My parents did this, too, but they are in the $10m+ estate category, and we are not, so we have to make a different choice. We prioritized paying for our kids' undergrad, but we don't have the assets to do much more. Our kids are good at living within their means, but they angle to spend ours whenever we are together.


And if you are not in that 10M+ estate category, you probably shouldn't pay for graduate school, unless you are able to do so and still save properly for retirement (and LTC)

We did this. We paid for 2 expensive grad programs (kids had some funding but not full tuition). Plus cars, weddings etc. We don’t travel as much as our friends or go out to fancy dinners every week or have luxury cars etc. but we will have plenty to retire on and once school is over our lifestyle will be quite nice. We will retire with 5-6 million at 65.

Anonymous
Anonymous wrote:I'm seeking a sanity check on whether these things are reasonable. I'm most interested in hearing from people who are well off but not rich, with adult kids in their twenties who graduated from college without debt and have good jobs.

I will share how my parents support my siblings and I. It gave us a leg up and helped in the long run:

1. How much does helping your 20-something kids affect your budget and retirement plans? I'm not as interested in hearing from people who have $10m or more, but from people still working and saving for retirement. Are you willing to keep working after 65 to be able to pay for grad school, weddings, down payments, etc?

It should not. No child wants their parent to bear that burden. That would be devastating.


2. How do you resolve disagreements with your spouse about how much support to provide adult kids and at what cost? What would you do if your spouse were spending down assets on adult kids without your blessing, which you didn't give because you legitimately believe you couldn't afford it?

That requires good communication, mutual respect, and compromise. Disagreements should lead to conversations and mutually agreed upon solutions...not moving forward without the other's blessing.


3. When your adult kid visits, do you cover 100% of the costs of their trip? For example, do you pay for their airline ticket, groceries, meals out, etc?

Parents cover groceries and meals out (sometimes I will sneak my cc into the bill holder on special occasions or when I feel I am able to without rocking the budget too much). I pay for travel costs.


4. When you vacation with your adult kids, do you also cover 100% of the costs? Not just the housing, but for example, do you pay for their round of golf, ski lift ticket, or other activities?

Parents cover if it is their idea but, I also try to pay for some meals out, make meals, and pay for some of the entertainment.

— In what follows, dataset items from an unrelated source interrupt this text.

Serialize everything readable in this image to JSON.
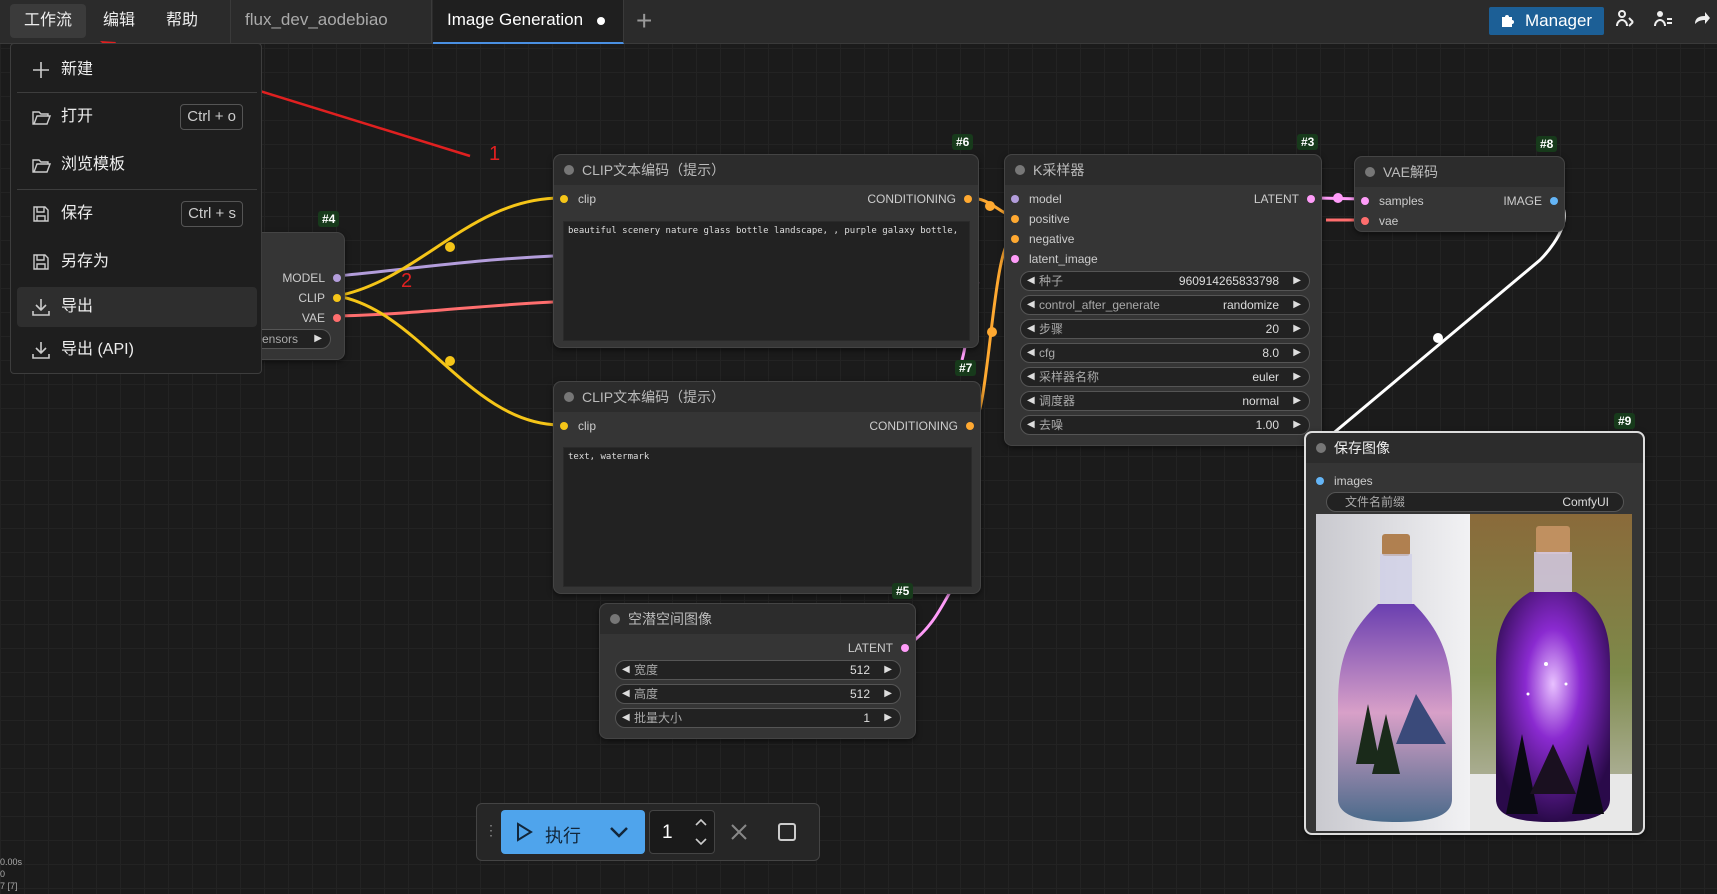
{
  "menu": {
    "workflow": "工作流",
    "edit": "编辑",
    "help": "帮助"
  },
  "tabs": [
    {
      "label": "flux_dev_aodebiao"
    },
    {
      "label": "Image Generation"
    }
  ],
  "toolbar": {
    "manager": "Manager"
  },
  "dropdown": {
    "items": [
      {
        "label": "新建",
        "shortcut": ""
      },
      {
        "label": "打开",
        "shortcut": "Ctrl + o"
      },
      {
        "label": "浏览模板",
        "shortcut": ""
      },
      {
        "label": "保存",
        "shortcut": "Ctrl + s"
      },
      {
        "label": "另存为",
        "shortcut": ""
      },
      {
        "label": "导出",
        "shortcut": ""
      },
      {
        "label": "导出 (API)",
        "shortcut": ""
      }
    ]
  },
  "annotations": {
    "arrow1": "1",
    "arrow2": "2"
  },
  "nodes": {
    "n4": {
      "id": "#4",
      "outputs": [
        "MODEL",
        "CLIP",
        "VAE"
      ],
      "widget_fragment": "ensors"
    },
    "n6": {
      "id": "#6",
      "title": "CLIP文本编码（提示）",
      "input": "clip",
      "output": "CONDITIONING",
      "text": "beautiful scenery nature glass bottle landscape, , purple galaxy bottle,"
    },
    "n7": {
      "id": "#7",
      "title": "CLIP文本编码（提示）",
      "input": "clip",
      "output": "CONDITIONING",
      "text": "text, watermark"
    },
    "n3": {
      "id": "#3",
      "title": "K采样器",
      "inputs": [
        "model",
        "positive",
        "negative",
        "latent_image"
      ],
      "output": "LATENT",
      "widgets": [
        {
          "label": "种子",
          "value": "960914265833798"
        },
        {
          "label": "control_after_generate",
          "value": "randomize"
        },
        {
          "label": "步骤",
          "value": "20"
        },
        {
          "label": "cfg",
          "value": "8.0"
        },
        {
          "label": "采样器名称",
          "value": "euler"
        },
        {
          "label": "调度器",
          "value": "normal"
        },
        {
          "label": "去噪",
          "value": "1.00"
        }
      ]
    },
    "n8": {
      "id": "#8",
      "title": "VAE解码",
      "inputs": [
        "samples",
        "vae"
      ],
      "output": "IMAGE"
    },
    "n9": {
      "id": "#9",
      "title": "保存图像",
      "input": "images",
      "widget": {
        "label": "文件名前缀",
        "value": "ComfyUI"
      }
    },
    "n5": {
      "id": "#5",
      "title": "空潜空间图像",
      "output": "LATENT",
      "widgets": [
        {
          "label": "宽度",
          "value": "512"
        },
        {
          "label": "高度",
          "value": "512"
        },
        {
          "label": "批量大小",
          "value": "1"
        }
      ]
    }
  },
  "queue": {
    "run_label": "执行",
    "count": "1"
  },
  "stats": {
    "line1": "0.00s",
    "line2": "0",
    "line3": "7 [7]"
  },
  "colors": {
    "accent": "#4fa4ec",
    "manager": "#1c5f96",
    "clip_wire": "#f5c518",
    "model_wire": "#b39ddb",
    "vae_wire": "#ff6e6e",
    "latent_wire": "#ff9cf9",
    "conditioning_wire": "#ffa931",
    "image_wire": "#ffffff",
    "annotation": "#e02020"
  }
}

5. An adult kid who has graduated and is employed visits and makes their own plans. Is it reasonable for them to expect to be able to take your car while they visit? And if there is a schedule conflict?

Yes. However, if you need the car for work, an appointment, or something important, obviously this takes priority.


6. Would you help with graduate school, law school, medical school, or an MBA if it required you to keep working later than planned? If you do it for one kid, do you need to do it for their younger siblings, too?


My parents paid for undergrad, we paid for the rest of our schooling. I paid for grad, post grad and doctorate on a meager salary. Whenever tuition payment time came around, I sometimes would borrow a bit from my parents (I had unreasonable worries about bills and food during those months) but, I never actually needed it for anything other than a safety net and always returned it the following month.